A propos de Zoartoïste et autres textes, Catherine Gil Alcala, par Didier Ayres
Zoartoïste et autres textes, Catherine Gil Alcala, éd. La Maison brûlée, novembre 2016, 136 pages, 15 €
Au risque de répéter ce qui a été dit déjà au sujet de la forme très originale et particulière du théâtre de Catherine Gil Alcala, il faut se faire à l’idée qu’il y a là un style d’auteur, et un vrai monde. Ce monde est fait de la concaténation de différents éléments, qui prennent source dès la liste des personnages (un peu à la manière de Novarina) et d’ailleurs avec le tout premier d’entre eux : Zoartoïste, c’est-à-dire un enchâssement de noms et d’épithètes tels que Zoroastre, toïste, artiste, le Tao, l’art, Zarathoustra. Et c’est bien ce qui surgit à la lecture, ce mélange, cette saturation, le caractère protéiforme d’un univers théâtral à part entière. Là encore, pour cette pièce qui s’organise en 15 scènes (15 miroirs), l’on est tout devant une sorte d’autoportrait de la dramaturge, une sorte de monologue à plusieurs voix qui nous sature d’informations et d’images, qui explose en quelque sorte dans un style foisonnant et divers.
Et puisqu’il s’agit d’images, il est aussi possible de voir dans ce texte une référence à des plasticiens, notamment ceux des avant-gardes historiques de la peinture. Mais il y a aussi à la fois l’accumulation de signes de Vroubel et de Soutine, une respiration hallucinatoire à la Léon Frédéric (notamment avec ses ruisseaux faits d’amalgames d’enfants nus qui forment comme une écume de chair sur le tableau). Ici, l’on se trouve confronté à des glossolalies, à la naissance parfois d’un langage onomatopéique, une recherche verbale archaïque au prix d’une vision chaotique de l’univers. Et de là, le sentiment d’opulence, de trop plein de la pièce – qui poursuit évidemment ce but.
les glossolalies sont les voix des sons…
les mille morceaux des percussions des voix de la foule…
Sommes-nous en présence d’une pensée dissociée ? Est-il possible de voir sur scène ces êtres de papier anthropomorphes et éruptifs ? Quel est le secret de ce personnage principal qui ne vient à nous qu’une seule fois ?
Baron Kriminel au centre de la Terre.
Il porte un chapeau haut-de-forme,
assis à une petite table,
il bat un jeu de cartes d’un geste automatique,
ses yeux de granite contemplent la mort.
Oui, nous sommes bien dans un théâtre de chair, dans une création organique dont la langue est le mouvement de macération, qui se trouve en phase avec des forces dionysiaques, ivres, Ménades qui courent et se défont, dans une sorte de tragédie eschylienne. Car il y a du tragique dans ce théâtre – même si parfois l’on voit du grotesque, mais cela ne fait que mieux ressortir l’aspect violent de l’écriture – où l’on pourrait facilement reconnaître les textes les plus archaïques de notre répertoire, ceux des Grecs notamment. Et il ne faut pas douter de lire ici le travail du chœur antique et de son Coryphée.
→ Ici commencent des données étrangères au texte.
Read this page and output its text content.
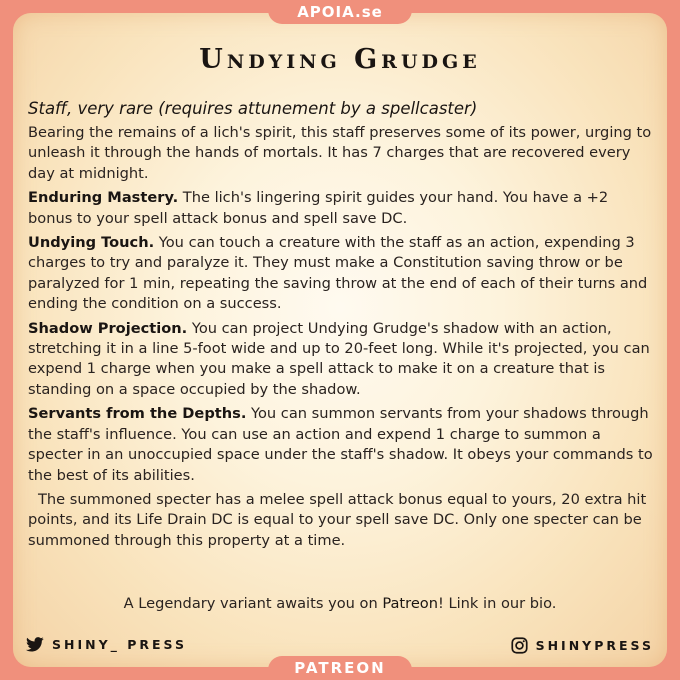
APOIA.se
Undying Grudge
Staff, very rare (requires attunement by a spellcaster)

Bearing the remains of a lich's spirit, this staff preserves some of its power, urging to unleash it through the hands of mortals. It has 7 charges that are recovered every day at midnight.

Enduring Mastery. The lich's lingering spirit guides your hand. You have a +2 bonus to your spell attack bonus and spell save DC.

Undying Touch. You can touch a creature with the staff as an action, expending 3 charges to try and paralyze it. They must make a Constitution saving throw or be paralyzed for 1 min, repeating the saving throw at the end of each of their turns and ending the condition on a success.

Shadow Projection. You can project Undying Grudge's shadow with an action, stretching it in a line 5-foot wide and up to 20-feet long. While it's projected, you can expend 1 charge when you make a spell attack to make it on a creature that is standing on a space occupied by the shadow.

Servants from the Depths. You can summon servants from your shadows through the staff's influence. You can use an action and expend 1 charge to summon a specter in an unoccupied space under the staff's shadow. It obeys your commands to the best of its abilities.

The summoned specter has a melee spell attack bonus equal to yours, 20 extra hit points, and its Life Drain DC is equal to your spell save DC. Only one specter can be summoned through this property at a time.

A Legendary variant awaits you on Patreon! Link in our bio.
SHINY_ PRESS	SHINYPRESS
PATREON
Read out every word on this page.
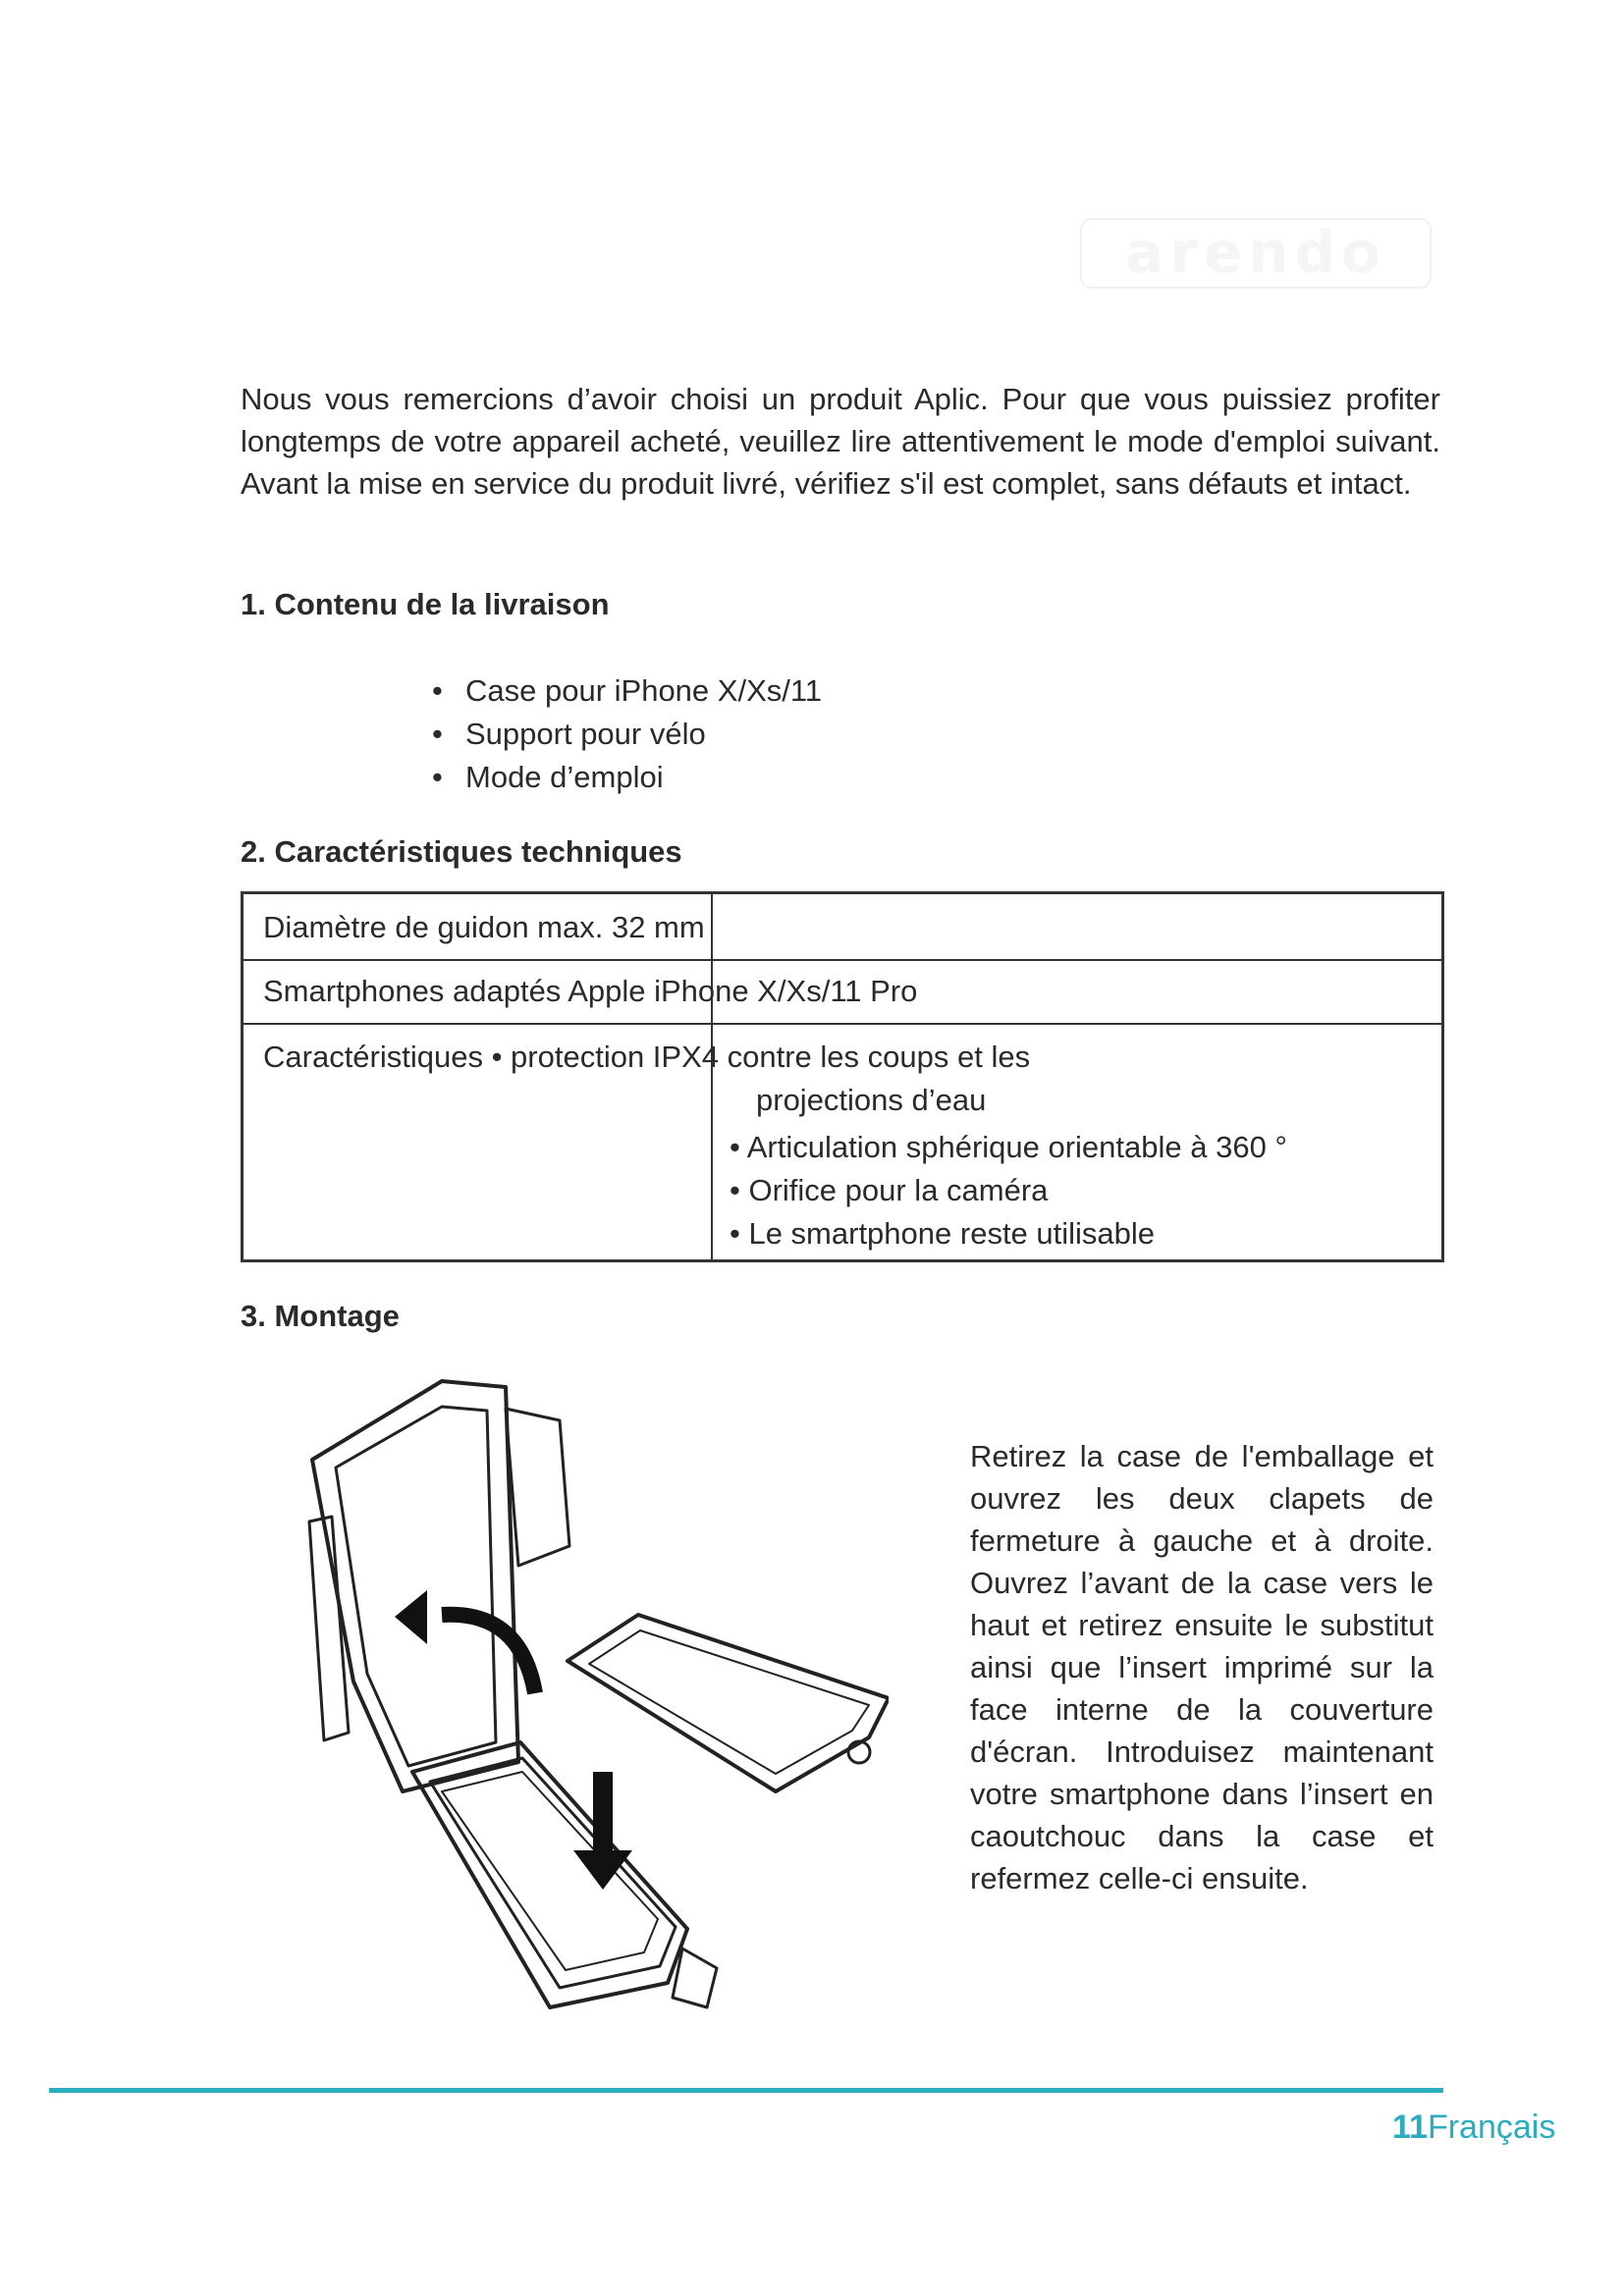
arendo
Nous vous remercions d’avoir choisi un produit Aplic. Pour que vous puissiez profiter longtemps de votre appareil acheté, veuillez lire attentivement le mode d'emploi suivant. Avant la mise en service du produit livré, vérifiez s'il est complet, sans défauts et intact.
1. Contenu de la livraison
• Case pour iPhone X/Xs/11
• Support pour vélo
• Mode d’emploi
2. Caractéristiques techniques
Diamètre de guidon max. 32 mm
Smartphones adaptés Apple iPhone X/Xs/11 Pro
Caractéristiques • protection IPX4 contre les coups et les
projections d’eau
• Articulation sphérique orientable à 360 °
• Orifice pour la caméra
• Le smartphone reste utilisable
3. Montage
Retirez la case de l'emballage et ouvrez les deux clapets de fermeture à gauche et à droite. Ouvrez l’avant de la case vers le haut et retirez ensuite le substitut ainsi que l’insert imprimé sur la face interne de la couverture d'écran. Introduisez maintenant votre smartphone dans l’insert en caoutchouc dans la case et refermez celle-ci ensuite.
11Français
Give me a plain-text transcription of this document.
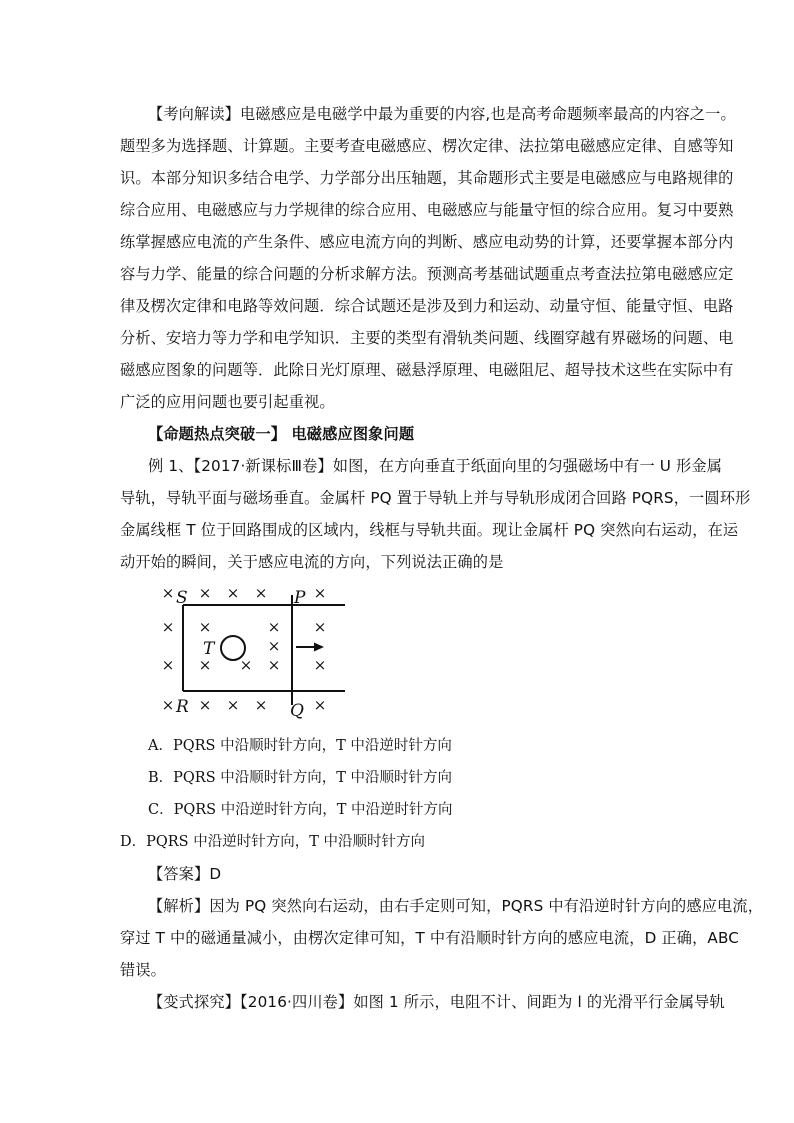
【考向解读】电磁感应是电磁学中最为重要的内容,也是高考命题频率最高的内容之一。
题型多为选择题、计算题。主要考查电磁感应、楞次定律、法拉第电磁感应定律、自感等知
识。本部分知识多结合电学、力学部分出压轴题，其命题形式主要是电磁感应与电路规律的
综合应用、电磁感应与力学规律的综合应用、电磁感应与能量守恒的综合应用。复习中要熟
练掌握感应电流的产生条件、感应电流方向的判断、感应电动势的计算，还要掌握本部分内
容与力学、能量的综合问题的分析求解方法。预测高考基础试题重点考查法拉第电磁感应定
律及楞次定律和电路等效问题．综合试题还是涉及到力和运动、动量守恒、能量守恒、电路
分析、安培力等力学和电学知识．主要的类型有滑轨类问题、线圈穿越有界磁场的问题、电
磁感应图象的问题等．此除日光灯原理、磁悬浮原理、电磁阻尼、超导技术这些在实际中有
广泛的应用问题也要引起重视。
【命题热点突破一】 电磁感应图象问题
例 1、【2017·新课标Ⅲ卷】如图，在方向垂直于纸面向里的匀强磁场中有一 U 形金属
导轨，导轨平面与磁场垂直。金属杆 PQ 置于导轨上并与导轨形成闭合回路 PQRS，一圆环形
金属线框 T 位于回路围成的区域内，线框与导轨共面。现让金属杆 PQ 突然向右运动，在运
动开始的瞬间，关于感应电流的方向，下列说法正确的是
× × × ×	×
× ×	× ×
×
× × × × ×
× × × ×	×
S	P
T
R	Q
A．PQRS 中沿顺时针方向，T 中沿逆时针方向
B．PQRS 中沿顺时针方向，T 中沿顺时针方向
C．PQRS 中沿逆时针方向，T 中沿逆时针方向
D．PQRS 中沿逆时针方向，T 中沿顺时针方向
【答案】D
【解析】因为 PQ 突然向右运动，由右手定则可知，PQRS 中有沿逆时针方向的感应电流，
穿过 T 中的磁通量减小，由楞次定律可知，T 中有沿顺时针方向的感应电流，D 正确，ABC
错误。
【变式探究】【2016·四川卷】如图 1 所示，电阻不计、间距为 l 的光滑平行金属导轨
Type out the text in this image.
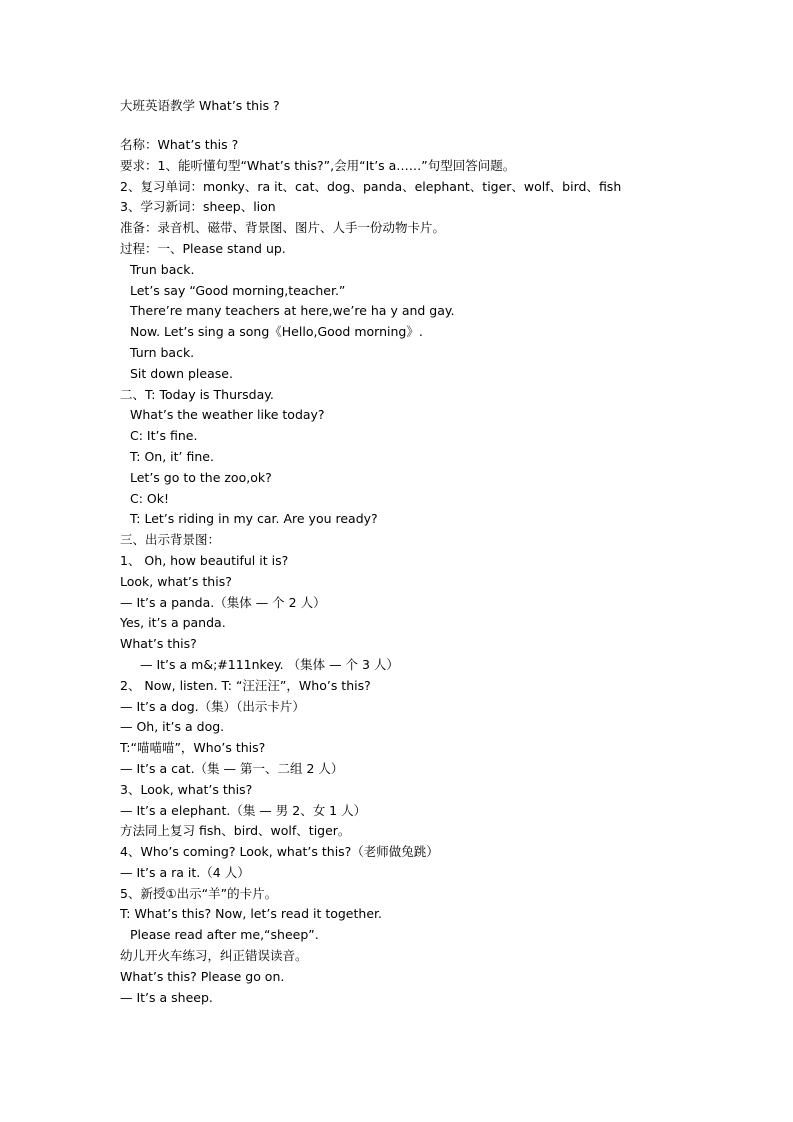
大班英语教学 What’s this ?
名称：What’s this ?
要求：1、能听懂句型“What’s this?”,会用“It’s a……”句型回答问题。
2、复习单词：monky、ra it、cat、dog、panda、elephant、tiger、wolf、bird、fish
3、学习新词：sheep、lion
准备：录音机、磁带、背景图、图片、人手一份动物卡片。
过程：一、Please stand up.
Trun back.
Let’s say “Good morning,teacher.”
There’re many teachers at here,we’re ha y and gay.
Now. Let’s sing a song《Hello,Good morning》.
Turn back.
Sit down please.
二、T: Today is Thursday.
What’s the weather like today?
C: It’s fine.
T: On, it’ fine.
Let’s go to the zoo,ok?
C: Ok!
T: Let’s riding in my car. Are you ready?
三、出示背景图：
1、 Oh, how beautiful it is?
Look, what’s this?
— It’s a panda.（集体 — 个 2 人）
Yes, it’s a panda.
What’s this?
— It’s a m&;#111nkey. （集体 — 个 3 人）
2、 Now, listen. T: “汪汪汪”，Who’s this?
— It’s a dog.（集）（出示卡片）
— Oh, it’s a dog.
T:“喵喵喵”，Who’s this?
— It’s a cat.（集 — 第一、二组 2 人）
3、Look, what’s this?
— It’s a elephant.（集 — 男 2、女 1 人）
方法同上复习 fish、bird、wolf、tiger。
4、Who’s coming? Look, what’s this?（老师做兔跳）
— It’s a ra it.（4 人）
5、新授①出示“羊”的卡片。
T: What’s this? Now, let’s read it together.
Please read after me,“sheep”.
幼儿开火车练习，纠正错误读音。
What’s this? Please go on.
— It’s a sheep.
Le bec d’un séraphin détache les grappes de groseilles de tes chairs, une main inhumaine pénètre dans le labyrinthe de tes entrailles, déracine ton cœur.
Cette pièce est inénarrable, elle se tient dans sa propre détermination, associant la haute culture et le vulgaire, la folie et le raffinement intellectuel, la puissance d’un univers singulier et l’inquiétante présence du réel. C’est un théâtre de la vinification, de la bonification, de la fermentation et du cuvage brutal de la chair, un bouillonnement de nature complexe.
Zoartoïste brandit un carton de verres fragiles
et jette l’image de son corps en mille éclats
dans le vide sidéral.
Le possédé danse sur les braises ardentes,
l’incendie brille sur la glace millénaire des pôles.
Le fakir plonge les mains dans les débris de verre,
il fait chanter le verre sur les dalles d’un temple.
Le jongleur fait rouler les constellations étoilées
avec des mains en sang.
Il resterait beaucoup de choses à ajouter au sujet de cette pièce qu’il est difficile d’épuiser d’un seul tenant ; ce qu’il faut cependant retenir, c’est la force vitale, le vitalisme de ces propos, la vie donc dans son aspect sanglant et ouvert, une sorte de langage inarticulé, au milieu de figures à la Bosch, atmosphère polymorphe et saturée.